Effect of metabolic inhibitors and second messengers upon Na(+)-H+ exchange in the sheep cardiac Purkinje fibre.

1. Acid extrusion through Na(+)-H+ exchange was studied in the sheep cardiac Purkinje fibre (bathed in Hepes-buffered solution, nominally free of CO2-HCO3-) by examining (i) intracellular pH (pHi) recovery from an intracellular acid load (induced by 20 mM NH4Cl prepulse) and (ii) the rate of rise of intracellular Na+ activity (aiNa) following the ammonium prepulse (used as an estimate of apparent Na+ influx on Na(+)-H+ exchange). The pHi and aiNa were recorded using ion-selective microelectrodes. 2. The pHi recovery and rise of aiNa were both greatly slowed in the presence of 2-deoxyglucose (DOG; glucose-free solution), an inhibitor of glycolysis, indicating inhibition of Na(+)-H+ exchange. 3. Cyanide moderately slowed pHi recovery rate but did not significantly affect the rise of aiNa. Estimates of beta 1 (intracellular buffering power) indicated an increase of approximately 50% in the presence of cyanide; such an increase accounts for most of the observed slowing of pHi recovery. It is concluded that oxidative inhibition with cyanide does not inhibit Na(+)-H+ exchange. 4. Intracellular ATP, measured from luciferin-luciferase luminescence, was reduced by a similar amount (approximately 70%) by either DOG or cyanide.

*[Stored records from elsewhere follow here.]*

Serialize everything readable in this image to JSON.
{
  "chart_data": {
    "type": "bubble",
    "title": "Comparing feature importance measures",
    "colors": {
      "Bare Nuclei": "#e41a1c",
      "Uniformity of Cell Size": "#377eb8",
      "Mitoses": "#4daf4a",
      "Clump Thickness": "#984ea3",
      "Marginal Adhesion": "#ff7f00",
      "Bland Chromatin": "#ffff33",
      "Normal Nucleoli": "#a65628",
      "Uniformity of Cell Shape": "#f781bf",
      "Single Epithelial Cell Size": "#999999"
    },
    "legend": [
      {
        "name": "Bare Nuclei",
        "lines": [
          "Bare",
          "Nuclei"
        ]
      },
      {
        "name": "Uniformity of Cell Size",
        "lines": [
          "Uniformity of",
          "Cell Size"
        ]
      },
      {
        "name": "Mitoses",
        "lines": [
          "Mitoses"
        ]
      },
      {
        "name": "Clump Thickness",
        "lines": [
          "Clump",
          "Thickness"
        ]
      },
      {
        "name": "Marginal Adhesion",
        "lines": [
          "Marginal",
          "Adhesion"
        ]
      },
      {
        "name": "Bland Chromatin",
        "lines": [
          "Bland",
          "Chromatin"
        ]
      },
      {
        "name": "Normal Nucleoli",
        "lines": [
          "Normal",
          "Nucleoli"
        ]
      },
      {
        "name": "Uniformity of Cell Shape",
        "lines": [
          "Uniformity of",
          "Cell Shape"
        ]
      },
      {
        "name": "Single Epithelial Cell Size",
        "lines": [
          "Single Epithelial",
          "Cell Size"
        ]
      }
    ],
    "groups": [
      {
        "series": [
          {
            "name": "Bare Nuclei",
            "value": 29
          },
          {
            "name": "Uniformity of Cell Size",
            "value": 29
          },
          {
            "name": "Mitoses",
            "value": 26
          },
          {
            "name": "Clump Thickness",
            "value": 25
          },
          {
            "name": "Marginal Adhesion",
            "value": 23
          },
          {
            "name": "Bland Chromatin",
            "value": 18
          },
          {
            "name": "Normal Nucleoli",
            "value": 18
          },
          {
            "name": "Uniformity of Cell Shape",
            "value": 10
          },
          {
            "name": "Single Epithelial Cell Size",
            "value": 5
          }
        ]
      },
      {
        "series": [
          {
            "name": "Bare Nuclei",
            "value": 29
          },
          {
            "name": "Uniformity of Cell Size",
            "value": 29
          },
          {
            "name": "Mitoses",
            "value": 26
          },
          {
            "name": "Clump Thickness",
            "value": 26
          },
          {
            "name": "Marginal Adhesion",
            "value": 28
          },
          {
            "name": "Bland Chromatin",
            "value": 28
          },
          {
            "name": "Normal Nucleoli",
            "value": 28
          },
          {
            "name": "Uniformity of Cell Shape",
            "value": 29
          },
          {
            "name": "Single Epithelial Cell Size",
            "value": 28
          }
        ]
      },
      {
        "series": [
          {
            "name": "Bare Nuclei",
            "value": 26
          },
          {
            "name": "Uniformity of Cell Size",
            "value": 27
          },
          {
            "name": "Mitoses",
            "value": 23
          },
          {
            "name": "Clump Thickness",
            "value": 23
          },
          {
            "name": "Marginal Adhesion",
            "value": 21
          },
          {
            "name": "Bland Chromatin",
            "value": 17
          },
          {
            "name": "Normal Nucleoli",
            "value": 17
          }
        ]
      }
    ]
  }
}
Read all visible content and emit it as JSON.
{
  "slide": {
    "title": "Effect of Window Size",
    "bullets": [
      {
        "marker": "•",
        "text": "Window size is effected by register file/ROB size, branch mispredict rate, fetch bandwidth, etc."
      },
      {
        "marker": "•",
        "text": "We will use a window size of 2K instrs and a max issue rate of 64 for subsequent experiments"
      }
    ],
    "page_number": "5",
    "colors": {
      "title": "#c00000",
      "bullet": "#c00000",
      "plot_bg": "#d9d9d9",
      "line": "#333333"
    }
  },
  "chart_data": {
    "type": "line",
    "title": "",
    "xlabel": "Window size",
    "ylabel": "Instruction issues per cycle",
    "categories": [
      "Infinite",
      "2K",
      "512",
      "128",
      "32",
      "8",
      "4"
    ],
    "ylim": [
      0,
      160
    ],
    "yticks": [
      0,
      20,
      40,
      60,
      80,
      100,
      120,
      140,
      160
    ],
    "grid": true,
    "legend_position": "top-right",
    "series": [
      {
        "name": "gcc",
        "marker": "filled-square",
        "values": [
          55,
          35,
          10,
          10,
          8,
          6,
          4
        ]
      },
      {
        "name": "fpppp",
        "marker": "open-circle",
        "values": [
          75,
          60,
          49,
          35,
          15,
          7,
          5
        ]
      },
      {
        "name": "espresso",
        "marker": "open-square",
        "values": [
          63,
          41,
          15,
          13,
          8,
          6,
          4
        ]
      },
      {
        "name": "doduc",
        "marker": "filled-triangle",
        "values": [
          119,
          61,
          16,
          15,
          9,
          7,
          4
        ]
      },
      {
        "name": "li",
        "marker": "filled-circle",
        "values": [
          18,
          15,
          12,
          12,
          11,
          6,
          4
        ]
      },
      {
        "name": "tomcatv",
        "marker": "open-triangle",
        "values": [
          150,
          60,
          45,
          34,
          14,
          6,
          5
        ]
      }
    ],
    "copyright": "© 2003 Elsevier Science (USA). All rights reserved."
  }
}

This suggests that, if intracellular ATP (ATPi) reduction is the cause of exchanger inhibition by metabolic inhibitors, then ATPi generated glycolytically is more important for activation of the exchange. 5. 3-Isobutyl-1-methylxanthine (IBMX; a non-specific phosphodiesterase inhibitor which can elevate intracellular [cAMP]) slowed acid extrusion and reduced apparent Na+ influx by a similar amount, whereas addition of sodium nitroprusside (to elevate intracellular [cGMP]) had no effect, suggesting that raising intracellular [cAMP] downregulates Na(+)-H+ exchange, whereas raising intracellular [cGMP] does not. 6. Application of trifluorperazine (TFP; a non-specific calcium-calmodulin inhibitor) completely reversed the inhibitory effects of IBMX upon pHi recovery and aiNa. Under control conditions (no IBMX), TFP had no effect on pHi recovery or upon resting pHi. 7. The phorbol ester 12-O-tetradecanoyl phorbol 13-acetate (TPA) had no significant effect on pHi recovery or apparent Na+ efflux. 8. We conclude that inhibition of glycolysis or elevation of cAMP produces downregulation of Na(+)-H+ exchange in the cardiac Purkinje fibre. Possible reasons for the lack of inhibitory effect of oxidative inhibitors are discussed.